Accurate prediction of wheat storage quality is essential for ensuring storage safety and providing early warnings of quality deterioration. However, existing methods focus solely on storage environmental conditions, neglecting the spatial distribution of temperature within grain piles, lacking interpretability, and generally failing to provide reliable forecasts of future quality changes. To overcome these challenges, an interpretable prediction framework for wheat storage quality based on stacked ensemble learning is proposed. Three key features, Effective Accumulated Temperature (EAT), Cumulative High Temperature Deviation (CHTD), and Cumulative Temperature Gradient (CTG), were derived from grain temperature data to capture the spatiotemporal dynamics of the internal temperature field. These features were then input into the stacked ensemble learning model to accurately predict historical quality changes. In addition, future grain temperatures were predicted with high precision using a Graph Convolutional Network-Temporal Fusion Transformer (GCN-TFT) model. The temperature prediction results were then employed to construct features and were fed into the stacked ensemble learning model to enable future quality change prediction. Baseline experiments indicated that the stacked model significantly outperformed individual models, achieving R 2 = 0.94, MAE = 0.44 mg KOH/100 g, and RMSE = 0.59 mg KOH/100 g. SHAP interpretability analysis revealed that EAT constituted the primary driver of wheat quality deterioration, followed by CHTD and CTG. Moreover, in future quality prediction experiments, the GCN-TFT model demonstrated high accuracy in 60-day grain temperature forecasts, and although the prediction accuracy of fatty acid value changes based on features derived from predicted temperatures slightly declined compared to features based on actual temperature data, it remained within an acceptable precision range, achieving an MAE of 0.28 mg KOH/100 g and an RMSE of 0.33 mg KOH/100 g.
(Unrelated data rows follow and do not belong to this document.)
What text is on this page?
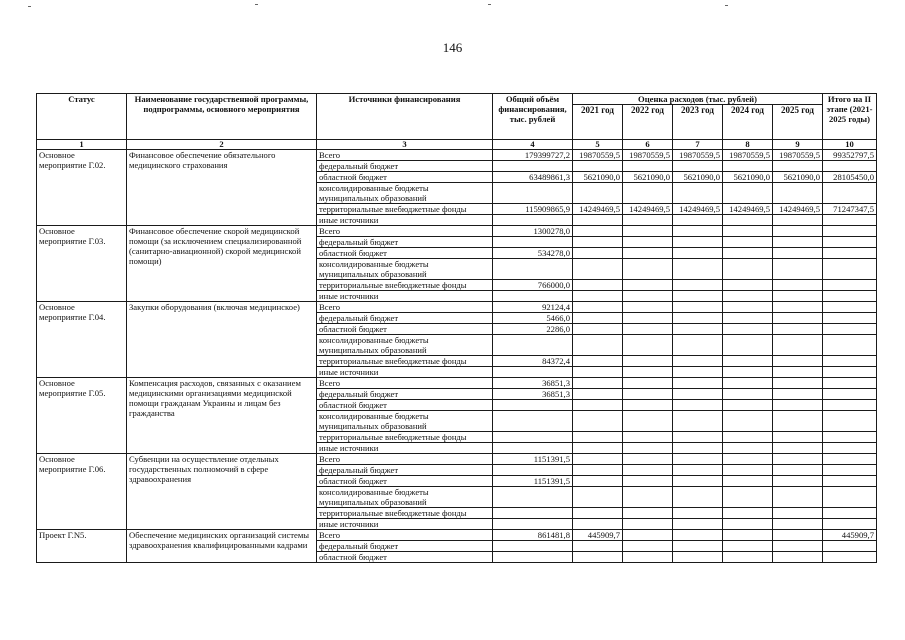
146
Статус	Наименование государственной программы, подпрограммы, основного мероприятия	Источники финансирования	Общий объём финансирования, тыс. рублей	Оценка расходов (тыс. рублей)					Итого на II этапе (2021-2025 годы)
				2021 год	2022 год	2023 год	2024 год	2025 год	
1	2	3	4	5	6	7	8	9	10
Основное мероприятие Г.02.	Финансовое обеспечение обязательного медицинского страхования	Всего	179399727,2	19870559,5	19870559,5	19870559,5	19870559,5	19870559,5	99352797,5
		федеральный бюджет							
		областной бюджет	63489861,3	5621090,0	5621090,0	5621090,0	5621090,0	5621090,0	28105450,0
		консолидированные бюджеты муниципальных образований							
		территориальные внебюджетные фонды	115909865,9	14249469,5	14249469,5	14249469,5	14249469,5	14249469,5	71247347,5
		иные источники							
Основное мероприятие Г.03.	Финансовое обеспечение скорой медицинской помощи (за исключением специализированной (санитарно-авиационной) скорой медицинской помощи)	Всего	1300278,0						
		федеральный бюджет							
		областной бюджет	534278,0						
		консолидированные бюджеты муниципальных образований							
		территориальные внебюджетные фонды	766000,0						
		иные источники							
Основное мероприятие Г.04.	Закупки оборудования (включая медицинское)	Всего	92124,4						
		федеральный бюджет	5466,0						
		областной бюджет	2286,0						
		консолидированные бюджеты муниципальных образований							
		территориальные внебюджетные фонды	84372,4						
		иные источники							
Основное мероприятие Г.05.	Компенсация расходов, связанных с оказанием медицинскими организациями медицинской помощи гражданам Украины и лицам без гражданства	Всего	36851,3						
		федеральный бюджет	36851,3						
		областной бюджет							
		консолидированные бюджеты муниципальных образований							
		территориальные внебюджетные фонды							
		иные источники							
Основное мероприятие Г.06.	Субвенции на осуществление отдельных государственных полномочий в сфере здравоохранения	Всего	1151391,5						
		федеральный бюджет							
		областной бюджет	1151391,5						
		консолидированные бюджеты муниципальных образований							
		территориальные внебюджетные фонды							
		иные источники							
Проект Г.N5.	Обеспечение медицинских организаций системы здравоохранения квалифицированными кадрами	Всего	861481,8	445909,7					445909,7
		федеральный бюджет							
		областной бюджет							
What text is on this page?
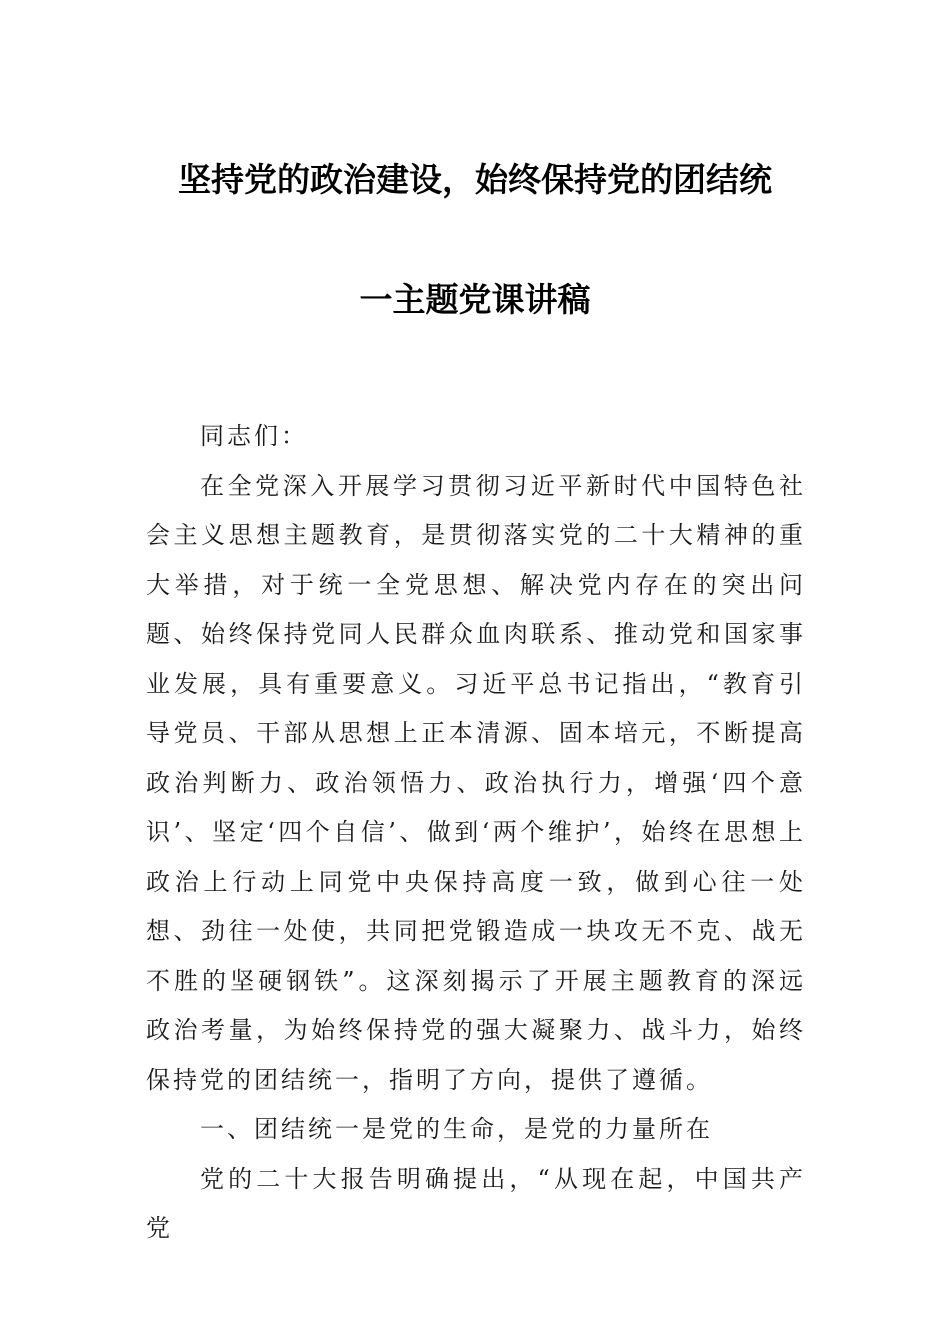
坚持党的政治建设，始终保持党的团结统
一主题党课讲稿

同志们：

在全党深入开展学习贯彻习近平新时代中国特色社会主义思想主题教育，是贯彻落实党的二十大精神的重大举措，对于统一全党思想、解决党内存在的突出问题、始终保持党同人民群众血肉联系、推动党和国家事业发展，具有重要意义。习近平总书记指出，“教育引导党员、干部从思想上正本清源、固本培元，不断提高政治判断力、政治领悟力、政治执行力，增强‘四个意识’、坚定‘四个自信’、做到‘两个维护’，始终在思想上政治上行动上同党中央保持高度一致，做到心往一处想、劲往一处使，共同把党锻造成一块攻无不克、战无不胜的坚硬钢铁”。这深刻揭示了开展主题教育的深远政治考量，为始终保持党的强大凝聚力、战斗力，始终保持党的团结统一，指明了方向，提供了遵循。

一、团结统一是党的生命，是党的力量所在

党的二十大报告明确提出，“从现在起，中国共产党
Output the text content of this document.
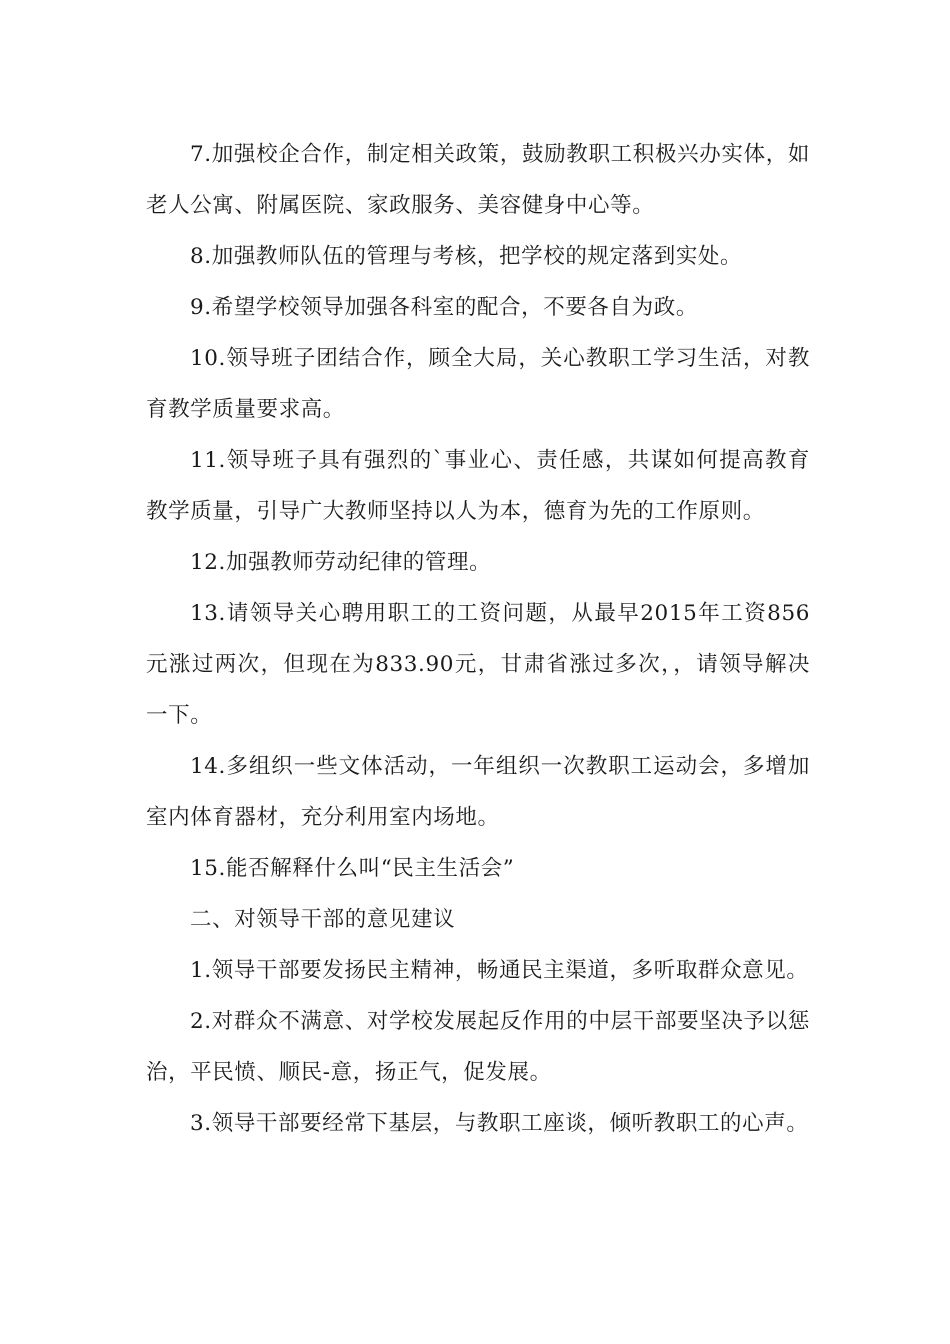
7.加强校企合作，制定相关政策，鼓励教职工积极兴办实体，如老人公寓、附属医院、家政服务、美容健身中心等。

8.加强教师队伍的管理与考核，把学校的规定落到实处。

9.希望学校领导加强各科室的配合，不要各自为政。

10.领导班子团结合作，顾全大局，关心教职工学习生活，对教育教学质量要求高。

11.领导班子具有强烈的`事业心、责任感，共谋如何提高教育教学质量，引导广大教师坚持以人为本，德育为先的工作原则。

12.加强教师劳动纪律的管理。

13.请领导关心聘用职工的工资问题，从最早2015年工资856元涨过两次，但现在为833.90元，甘肃省涨过多次，，请领导解决一下。

14.多组织一些文体活动，一年组织一次教职工运动会，多增加室内体育器材，充分利用室内场地。

15.能否解释什么叫“民主生活会”

二、对领导干部的意见建议

1.领导干部要发扬民主精神，畅通民主渠道，多听取群众意见。

2.对群众不满意、对学校发展起反作用的中层干部要坚决予以惩治，平民愤、顺民-意，扬正气，促发展。

3.领导干部要经常下基层，与教职工座谈，倾听教职工的心声。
The experiments validated that the overall technical route from grain temperature prediction to quality prediction exhibited good accuracy and feasibility, providing an efficient, stable, and interpretable quality monitoring and early warning tool for grain storage management, which assists managers in making scientific decisions and interventions to ensure storage safety.

Suggested Citation

  • Xinze Li & Wenyue Wang & Bing Pan & Siyu Zhu & Junhui Zhang & Yunzhao Ma & Hongpeng Guo & Zhe Liu & Wenfu Wu & Yan Xu, 2025. "An Interpretable Stacked Ensemble Learning Framework for Wheat Storage Quality Prediction," Agriculture, MDPI, vol. 15(17), pages 1-21, August.
  • Handle: RePEc:gam:jagris:v:15:y:2025:i:17:p:1844-:d:1737671
    as

    Download full text from publisher

    File URL: https://www.mdpi.com/2077-0472/15/17/1844/pdf
    Download Restriction: no

    File URL: https://www.mdpi.com/2077-0472/15/17/1844/
    Download Restriction: no
    ---><---

    References listed on IDEAS

    as
    1. Alam, Md Fahim Bin & Tushar, Saifur Rahman & Ahmed, Tazim & Karmaker, Chitra Lekha & Bari, A.B.M. Mainul & de Jesus Pacheco, Diego Augusto & Nayyar, Anand & Islam, Abu Reza Md Towfiqul, 2024. "Analysis of the enablers to deal with the ripple effect in food grain supply chains under disruption: Implications for food security and sustainability," International Journal of Production Economics, Elsevier, vol. 270(C).
    2. Biswas, M.A. Rafe & Robinson, Melvin D. & Fumo, Nelson, 2016. "Prediction of residential building energy consumption: A neural network approach," Energy, Elsevier, vol. 117(P1), pages 84-92.
    Full references (including those not matched with items on IDEAS)

    Most related items

    These are the items that most often cite the same works as this one and are cited by the same works as this one.
    1. Ting Jin & Rui Xu & Kunqi Su & Jinrui Gao, 2025. "A Dendritic Neural Network-Based Model for Residential Electricity Consumption Prediction," Mathematics, MDPI, vol. 13(4), pages 1-23, February.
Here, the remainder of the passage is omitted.